TRUMP VS KAMALA, APA YANG BEDA?
Catatan Made Supriatma:
Hari ini Amerika akan memilih pemerintahannya. Ada banyak yang di kotak pemilihan: anggota DPR, Senat, dan tentu saja presiden. Yang paling menarik adalah yang terakhir.
Banyak orang mengatakan bahwa ini adalah pemilihan yang paling memecah belah. Para pemilih akan memilih apakah ingin mempertahankan institusi pemerintahan atau melakukan kontra-revolusi dengan melakukan perombakan dan penghancuran. Yang pertama diwakili oleh Wapres Kamala Harris dan yang kedua adalah Donald J. Trump.
Pemilihan ini adalah pemilihan yang historis. Jika terpilih, Kamala Harris akan menjadi presiden perempuan pertama dalam 248 tahun sejarah Amerika. Ia keturunan India dan kulit hitam. Sementara kalau terpilih, Donald Trump akan menjadi catatan sejarah juga. Ia akan menjadi presiden pertama Amerika yang terbukti melakukan tindak pidana/kriminal. Trump pernah dua kali dimakzulkan walau keduanya tidak berhasil menjatuhkannya.

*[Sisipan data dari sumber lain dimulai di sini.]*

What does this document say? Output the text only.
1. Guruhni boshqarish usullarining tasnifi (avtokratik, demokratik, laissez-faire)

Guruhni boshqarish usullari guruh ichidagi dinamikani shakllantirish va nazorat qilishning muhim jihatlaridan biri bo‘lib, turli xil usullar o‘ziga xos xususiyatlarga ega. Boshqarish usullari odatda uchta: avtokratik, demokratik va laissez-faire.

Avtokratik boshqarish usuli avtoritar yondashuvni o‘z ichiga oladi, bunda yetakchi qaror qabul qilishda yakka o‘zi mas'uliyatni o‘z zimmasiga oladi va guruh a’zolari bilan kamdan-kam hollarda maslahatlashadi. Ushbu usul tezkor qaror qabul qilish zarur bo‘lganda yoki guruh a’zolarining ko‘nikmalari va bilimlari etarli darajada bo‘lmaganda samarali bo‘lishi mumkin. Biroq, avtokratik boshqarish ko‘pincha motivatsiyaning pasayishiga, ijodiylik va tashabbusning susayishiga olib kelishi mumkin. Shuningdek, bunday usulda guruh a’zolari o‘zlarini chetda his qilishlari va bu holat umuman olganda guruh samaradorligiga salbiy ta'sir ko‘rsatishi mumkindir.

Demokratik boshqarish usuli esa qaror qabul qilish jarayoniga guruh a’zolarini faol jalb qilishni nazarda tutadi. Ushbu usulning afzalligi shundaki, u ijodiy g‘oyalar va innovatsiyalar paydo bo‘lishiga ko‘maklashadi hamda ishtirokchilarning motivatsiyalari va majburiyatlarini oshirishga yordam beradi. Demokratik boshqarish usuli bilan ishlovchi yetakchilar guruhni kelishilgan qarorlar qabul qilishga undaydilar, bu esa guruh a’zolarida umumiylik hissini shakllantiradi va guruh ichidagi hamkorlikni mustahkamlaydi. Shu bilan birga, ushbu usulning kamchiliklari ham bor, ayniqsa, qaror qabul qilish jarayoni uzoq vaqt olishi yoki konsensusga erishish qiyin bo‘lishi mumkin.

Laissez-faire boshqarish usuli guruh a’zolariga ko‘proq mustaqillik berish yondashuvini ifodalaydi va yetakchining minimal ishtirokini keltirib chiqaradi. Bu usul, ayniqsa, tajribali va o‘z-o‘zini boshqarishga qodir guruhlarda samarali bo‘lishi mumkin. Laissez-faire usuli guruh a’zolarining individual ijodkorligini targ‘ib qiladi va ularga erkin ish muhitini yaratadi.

Isu terpenting untuk para pemilih Trump adalah imigrasi. Mereka melihat banyak pendatang haram yang masuk dari perbatasan di selatan. Trump memompa semangat anti pendatang sebesar-besarnya.
Kampanyenya menarik banyak sekali dukungan dari kelas bawah yang tidak mengenyam pendidikan universitas. Orang-orang, khususnya yang berkulit putih, adalah orang-orang paling kalah (losers) dalam pertarungan ekonomi Amerika. Tidak heran, mereka menyalahkan pendatang atas kekalahan ini.
Sementara disisi yang lain, Kamala Harris didukung oleh kalangan berpendidikan yang berdiam di perkotaan (urban). Mereka lebih majemuk -- terdiri dari berbagai ras, golongan, dan berpandangan politik umumnya progresif.
Kaum Demokrat (yang mengusung Kamala Harris) adalah orang-orang progresif dan liberal. Mereka menaruh perhatian pada kesantunan politik, perhatian pada lingkungan, tidak terlalu terkungkung pada agama, dan ingin semua orang bebas dalam menentukan tubuhnya -- seperti melakukan aborsi, memilih orientasi seksual, dan lain sebagainya.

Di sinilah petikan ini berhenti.